To solve the linear system, we use TFQMR method (line 66), as an example. Other solvers can be used as well (see the namespace \ref TNL::Solvers::Linear). The solver needs only one template parameter which is the matrix type. Next we create an instance of the solver (line 67 ) and set the matrix of the linear system (line 68). Note, that matrix is passed to the solver as a shared smart pointer (\ref std::shared_ptr). This is why we created an instance of the smart pointer on the line 24 instead of the sparse matrix itself. The solver is executed on the line 69 by calling the method \ref TNL::Solvers::Linear::LinearSolver::solve. The method accepts the right-hand side vector \f$ \vec b\f$ and the solution vector \f$ \vec x\f$.

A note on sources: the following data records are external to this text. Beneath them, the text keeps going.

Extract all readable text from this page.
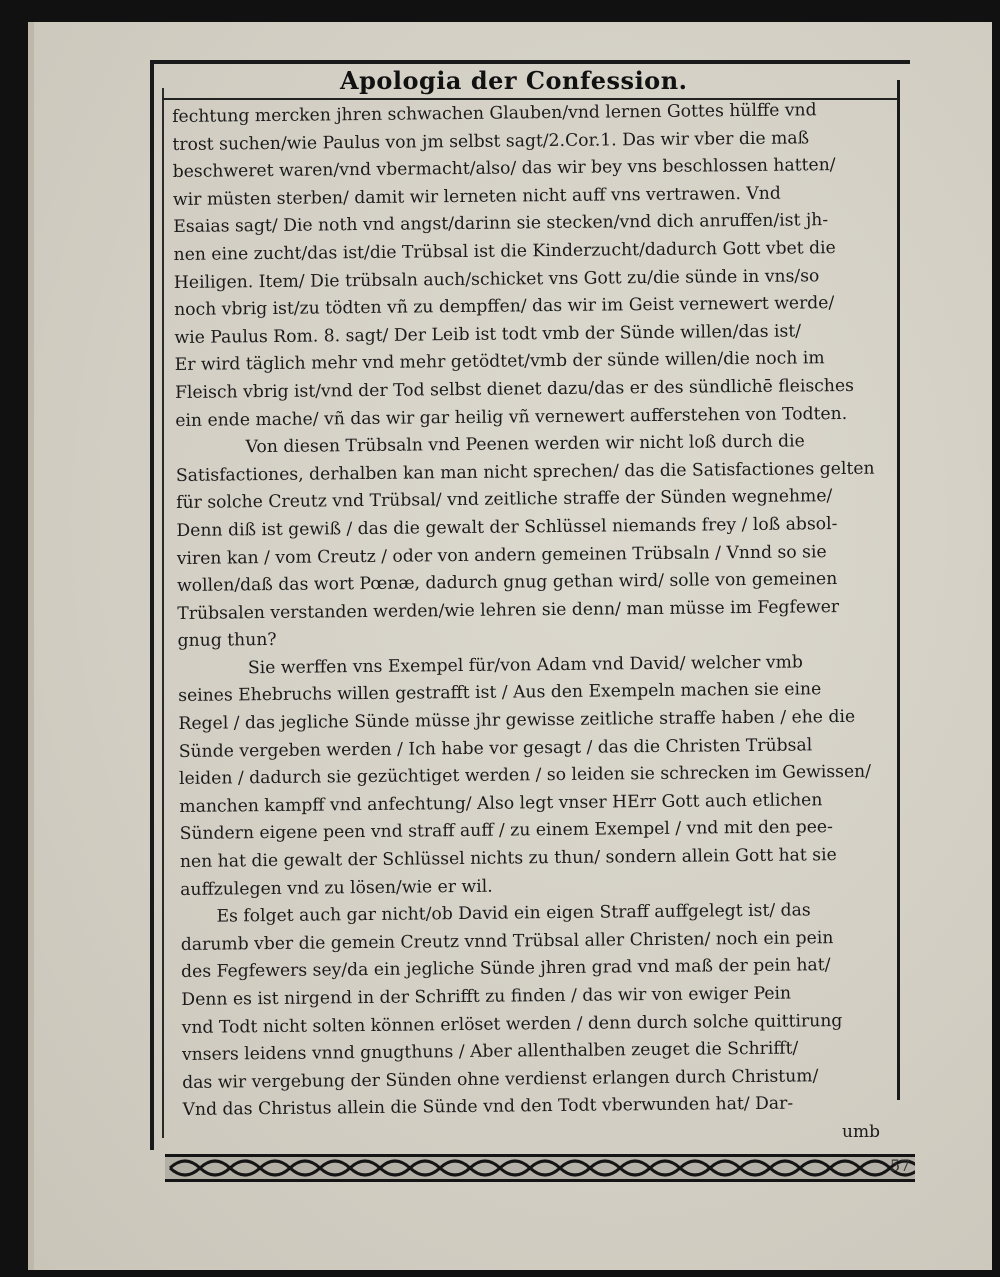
Apologia der Confession.
fechtung mercken jhren schwachen Glauben/vnd lernen Gottes hülffe vnd
trost suchen/wie Paulus von jm selbst sagt/2.Cor.1. Das wir vber die maß
beschweret waren/vnd vbermacht/also/ das wir bey vns beschlossen hatten/
wir müsten sterben/ damit wir lerneten nicht auff vns vertrawen. Vnd
Esaias sagt/ Die noth vnd angst/darinn sie stecken/vnd dich anruffen/ist jh-
nen eine zucht/das ist/die Trübsal ist die Kinderzucht/dadurch Gott vbet die
Heiligen. Item/ Die trübsaln auch/schicket vns Gott zu/die sünde in vns/so
noch vbrig ist/zu tödten vñ zu dempffen/ das wir im Geist vernewert werde/
wie Paulus Rom. 8. sagt/ Der Leib ist todt vmb der Sünde willen/das ist/
Er wird täglich mehr vnd mehr getödtet/vmb der sünde willen/die noch im
Fleisch vbrig ist/vnd der Tod selbst dienet dazu/das er des sündlichē fleisches
ein ende mache/ vñ das wir gar heilig vñ vernewert aufferstehen von Todten.
Von diesen Trübsaln vnd Peenen werden wir nicht loß durch die
Satisfactiones, derhalben kan man nicht sprechen/ das die Satisfactiones gelten
für solche Creutz vnd Trübsal/ vnd zeitliche straffe der Sünden wegnehme/
Denn diß ist gewiß / das die gewalt der Schlüssel niemands frey / loß absol-
viren kan / vom Creutz / oder von andern gemeinen Trübsaln / Vnnd so sie
wollen/daß das wort Pœnæ, dadurch gnug gethan wird/ solle von gemeinen
Trübsalen verstanden werden/wie lehren sie denn/ man müsse im Fegfewer
gnug thun?
Sie werffen vns Exempel für/von Adam vnd David/ welcher vmb
seines Ehebruchs willen gestrafft ist / Aus den Exempeln machen sie eine
Regel / das jegliche Sünde müsse jhr gewisse zeitliche straffe haben / ehe die
Sünde vergeben werden / Ich habe vor gesagt / das die Christen Trübsal
leiden / dadurch sie gezüchtiget werden / so leiden sie schrecken im Gewissen/
manchen kampff vnd anfechtung/ Also legt vnser HErr Gott auch etlichen
Sündern eigene peen vnd straff auff / zu einem Exempel / vnd mit den pee-
nen hat die gewalt der Schlüssel nichts zu thun/ sondern allein Gott hat sie
auffzulegen vnd zu lösen/wie er wil.
Es folget auch gar nicht/ob David ein eigen Straff auffgelegt ist/ das
darumb vber die gemein Creutz vnnd Trübsal aller Christen/ noch ein pein
des Fegfewers sey/da ein jegliche Sünde jhren grad vnd maß der pein hat/
Denn es ist nirgend in der Schrifft zu finden / das wir von ewiger Pein
vnd Todt nicht solten können erlöset werden / denn durch solche quittirung
vnsers leidens vnnd gnugthuns / Aber allenthalben zeuget die Schrifft/
das wir vergebung der Sünden ohne verdienst erlangen durch Christum/
Vnd das Christus allein die Sünde vnd den Todt vberwunden hat/ Dar-
umb
57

The result looks as follows:
\include IterativeLinearSolverExample.out
Solution of large linear systems may take a lot of time. In such situations, it is useful to be able to monitor the convergence of the solver of the solver status in general. For this purpose, TNL offers solver monitors. The solver monitor prints (or somehow visualizes) the number of iterations, the residue of the current solution approximation or some other metrics. Sometimes such information is printed after each iteration or after every ten iterations. The problem of this approach is the fact that one iteration of the solver may take only few milliseconds but also several minutes. In the former case, the monitor creates overwhelming amount of output which may even slowdown the solver. In the later case, the user waits long time for update of the solver status. The monitor in TNL rather runs in separate thread and it refreshes the status of the solver in preset time periods. The use of the iterative solver monitor is demonstrated in the following example.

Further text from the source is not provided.